A suposta encomenda da continuação de “Avenida Brasil”, com o retorno de Carminha e Tufão, não é um projeto criativo; é um atestado de pânico da indústria.
É a jogada de quem, diante do desempenho vacilante de novas produções, resolve saquear o próprio passado.
A meta anunciada é clara, e perigosa: “superar o impacto cultural” da primeira parte.
Mas o que a Globo realmente busca não é arte, e sim o índice de audiência cativo que parou o país em 2012.
O fenômeno “Avenida Brasil” foi um alinhamento cósmico de fatores irreplicáveis: um momento socioeconômico de ascensão da “nova classe C” e uma narrativa genial que a elevou ao posto de protagonista.
A vingança de Nina contra Carminha não era apenas uma disputa pessoal; era a metáfora visceral de um Brasil que tentava acertar as contas com a elite e a hipocrisia.
O retorno de Carminha (Adriana Esteves) e Tufão (Murilo Benício) é o ponto de partida mais seguro, mas também o mais arriscado.
O arco de redenção de Carminha, uma das viradas mais audaciosas da teledramaturgia, foi fechado. O que o autor João Emanuel Carneiro fará agora?
Recair no maniqueísmo simplório, tornando Carminha novamente uma vilã unidimensional, seria uma traição ao legado da personagem.
Por outro lado, mantê-la como uma ex-vilã regenerada pode esvaziar a faísca original da rivalidade que moveu a trama.
Tufão, o “ex-jogador burro-rico”, encerrava a ironia social de que o dinheiro e a ingenuidade coexistem no Brasil.
Qual é a nova contradição social que um Tufão envelhecido e um Divino gentrificado poderão representar?
A aposta da emissora em sequências, motivada pelo sucesso de derivados no horário das 18h, ignora a natureza distinta do horário nobre.
Novelas das nove exigem ineditismo e uma pauta que ressoe com o país naquele exato momento.
Avenida Brasil 2, prevista para 2027, corre o risco de ser apenas uma releitura nostálgica e tardia de um Brasil que não existe mais.
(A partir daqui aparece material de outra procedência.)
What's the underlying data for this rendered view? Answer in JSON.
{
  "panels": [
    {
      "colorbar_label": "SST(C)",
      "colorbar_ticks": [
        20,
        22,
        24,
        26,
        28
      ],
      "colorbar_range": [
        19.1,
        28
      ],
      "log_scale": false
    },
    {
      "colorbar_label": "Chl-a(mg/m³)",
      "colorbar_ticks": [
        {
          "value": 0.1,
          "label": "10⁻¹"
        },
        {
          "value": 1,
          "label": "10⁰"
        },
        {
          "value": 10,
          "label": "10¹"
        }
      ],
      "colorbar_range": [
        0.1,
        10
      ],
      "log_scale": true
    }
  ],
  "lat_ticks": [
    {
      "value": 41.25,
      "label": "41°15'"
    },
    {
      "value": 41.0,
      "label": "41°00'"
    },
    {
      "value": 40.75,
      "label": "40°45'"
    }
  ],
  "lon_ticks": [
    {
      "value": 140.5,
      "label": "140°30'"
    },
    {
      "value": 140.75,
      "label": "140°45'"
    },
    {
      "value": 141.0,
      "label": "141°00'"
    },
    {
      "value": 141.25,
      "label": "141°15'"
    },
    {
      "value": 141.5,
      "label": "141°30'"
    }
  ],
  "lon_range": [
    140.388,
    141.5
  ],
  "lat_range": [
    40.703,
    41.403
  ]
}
O público de 2027 é mais fragmentado, menos propenso à catarse coletiva de uma única novela.
A expectativa é uma armadilha. A primeira versão era sobre a surpresa do lixo ao luxo. A segunda será sobre a memória do que foi bom.
Se João Emanuel Carneiro não encontrar um novo “Oi, oi, oi” – ou seja, um novo código cultural – esta continuação será apenas um eco nostálgico.
Será a prova de que, na falta de inspiração para construir o futuro, a única alternativa restante é viver de royalties do passado. Um movimento cínico, ainda que comercialmente defensável.
O sucesso da primeira parte é a grande maldição da segunda. E a Globo está, conscientemente, entrando na boca desse dragão.